Hypocrisy. Manipulation. Outright spite. You know, it hurts? It really hurts the people that have all this done to them. Myself more than most, I think, simply because I'm fire-aligned. I have far more passion, more emotion, for things than most people do.

I don't know. I shouldn't be trying to express this, because it can't be expressed in words. At least this time we got stabbed in the back by a relatively distant person.
Dragon of Life
11 March 2002 @ 08:24 pm
Sitting here, watching my ping times grow. 2 seconds, 3 seconds, 4... I wonder what my roommates are doing that keeps it so high? I wonder why they aren't shot on violations of the DSL Fair Usage agreement...

Life favors the jerks.

So for a long time now, I've had to put up with my roommate blasting music into my room in the middle of the night. The other day, I finally got sick of it, and e-mailed my RA, asking him to please enforce the quiet hours.

My RA writes back, says he's going to see if it's a problem. I write back, saying it is. He writes back, saying it's not, despite the fact that it's a clear violation of the quiet hours.
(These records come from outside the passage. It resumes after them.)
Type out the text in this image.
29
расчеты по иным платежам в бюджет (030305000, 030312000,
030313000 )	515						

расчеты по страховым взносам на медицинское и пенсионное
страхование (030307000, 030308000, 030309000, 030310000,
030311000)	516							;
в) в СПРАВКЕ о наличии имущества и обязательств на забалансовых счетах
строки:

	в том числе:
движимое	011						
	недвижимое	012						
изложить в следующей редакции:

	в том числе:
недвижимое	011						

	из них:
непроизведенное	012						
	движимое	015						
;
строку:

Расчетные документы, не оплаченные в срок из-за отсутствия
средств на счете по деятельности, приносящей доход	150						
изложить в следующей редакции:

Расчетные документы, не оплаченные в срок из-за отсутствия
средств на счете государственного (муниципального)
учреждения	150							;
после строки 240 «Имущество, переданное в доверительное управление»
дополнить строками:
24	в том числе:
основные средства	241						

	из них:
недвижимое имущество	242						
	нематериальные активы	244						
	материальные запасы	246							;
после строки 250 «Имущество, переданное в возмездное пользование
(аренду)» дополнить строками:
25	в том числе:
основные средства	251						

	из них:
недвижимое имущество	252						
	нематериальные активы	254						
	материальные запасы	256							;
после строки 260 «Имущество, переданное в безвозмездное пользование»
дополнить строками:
He offers to mediate.

I say no, and explain that my roommates would not agree to anything that they're not doing already, since they have no reason to, and furthermore they would make my life hell if they had a reason -- such as me dragging them into mediation.

He writes back offering to mediate.

I explain that mediation won't work, and that I've been suffering from this for 44 consecutive days, and would he please stop it before I do something drastic.

He writes back, offering to mediate. Then he gets the CA involved.

I ignore the CA and *again* explain to him that mediation WON'T WORK.

He writes back, saying that it's not a problem, and that he wants to talk to me because he's concerned about how frustrated I am.

Sick of this whole process, I ignore. So he gets the housefellow involved. Housefellow says, "Okay, you won't mediate, so move."

I write back explaining that moving will just make the situation worse, mediation WON'T WORK, and that I'm so damn sick of this whole process that I'd prefer to just drop the whole damn thing.

Housefellow says, oh no, we're not dropping this until I'm satisfied you won't kill your roommates. Oh yeah, and your RA was doing his job entirely right. Oh yeah, and you've completely misinterpreted quiet hours -- you can't complain about excessive noise coming from your own room, no matter how loud it is. So meet with me, or I'll make you meet with me.

I write back explaining, in GREAT DETAIL, why mediation won't work, why moving will just make things worse, and that the only damn reason I'm frustrated any more is that I'm being hassled to death, and that going back to just putting up with the noise would be heaven in comparison.

Of course, I'm already well aware that it isn't going to work... I'm going to get dragged into a damn stupid meeting with the damn stupid housefellow so he can play pop psychologist and evaluate how likely I am to harm my roommates.

Five bucks says he classifies me as some sort of serious threat and forces me to move.

Aaaaaargh.
Current Mood: frustrated
Dragon of Life
26 September 2001 @ 10:34 pm
Ah, I see the crank callers are back.

It's like I've always said... as soon as life hits the absolute lowest point... it finds a way to get lower.